• Mistook rat pellet
    poison for sweets

  • Suffered vomitting
    sweating and diarrhoea

  • Ferried to hospital in 4
    ambulances

Lethokuhle Moyo Chronicle Reporter
FIFTEEN children from eight families in Bulawayo’s Tshabalala suburb cheated death on Sunday after consuming rat poison.
The children mistook rat pellet poison for sweets and shared them.

They were rushed to Mpilo hospital by four ambulances after their parents saw them sweating, vomiting and having diarrhoea.
All the children aged between two and 10, were admitted to the hospital for a day.

Residents had a torrid time trying to determine if their children were part of the group that ate the poisonous pellets.
Mavis Dube,  a grandmother to one of those who were affected, said the children were lucky to be alive.

She said parents spent a tense 10 minutes as the children sweated, vomited, had diarrhoea and writhed in pain as they waited for the ambulances.

“One of the residents showed me the pellets on Sunday after the children had eaten them and we just covered them up with soil. We did not know then, that the children had eaten them. We were called by a neighbour who saw one of the boys vomiting,” Dube said.
She said one of the children picked the poison from a rubbish pit.

“The children diluted some of the pills with water and added sugar thinking they were making an energy drink,” said Dube.
Dube, a community leader at Tshabalala flats, said the child who picked up the pack of poison stays with his grandmother who is more than 80 years old.
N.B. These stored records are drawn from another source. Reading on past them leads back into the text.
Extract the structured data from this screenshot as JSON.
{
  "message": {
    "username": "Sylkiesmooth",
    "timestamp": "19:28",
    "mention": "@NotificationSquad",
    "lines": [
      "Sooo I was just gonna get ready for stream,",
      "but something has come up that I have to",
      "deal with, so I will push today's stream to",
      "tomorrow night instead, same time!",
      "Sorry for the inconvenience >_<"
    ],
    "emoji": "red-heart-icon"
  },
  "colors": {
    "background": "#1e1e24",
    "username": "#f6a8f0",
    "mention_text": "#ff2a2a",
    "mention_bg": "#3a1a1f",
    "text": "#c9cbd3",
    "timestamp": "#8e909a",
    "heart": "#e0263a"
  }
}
Another resident, Steven Masotsha, told Chronicle it was through God’s grace that residents found the pack that had the poison as it had instructions on how to treat victims of poisoning.

“If we hadn’t seen the pack, the children could have died. We read that we had to mix warm water with salt to induce vomiting,” he said.
The parents were horrified to discover that 15 children had consumed the poison.

“We asked the children about the pills and the one who had picked the poison confessed he had consumed it together with 14 others,” Masotsha said.

Four ambulances ferried all 15 children to Mpilo Central Hospital where they were admitted for a day and discharged.
Tracy Kudada, a sister to two of the children, said they quickly gathered all the children who had consumed the poison and gave them warm water mixed with salt as instructed on the pack and they all started throwing up and their bowels loosened.

Most of the children who ingested the poison stay with their grandmothers and only three stay with their parents.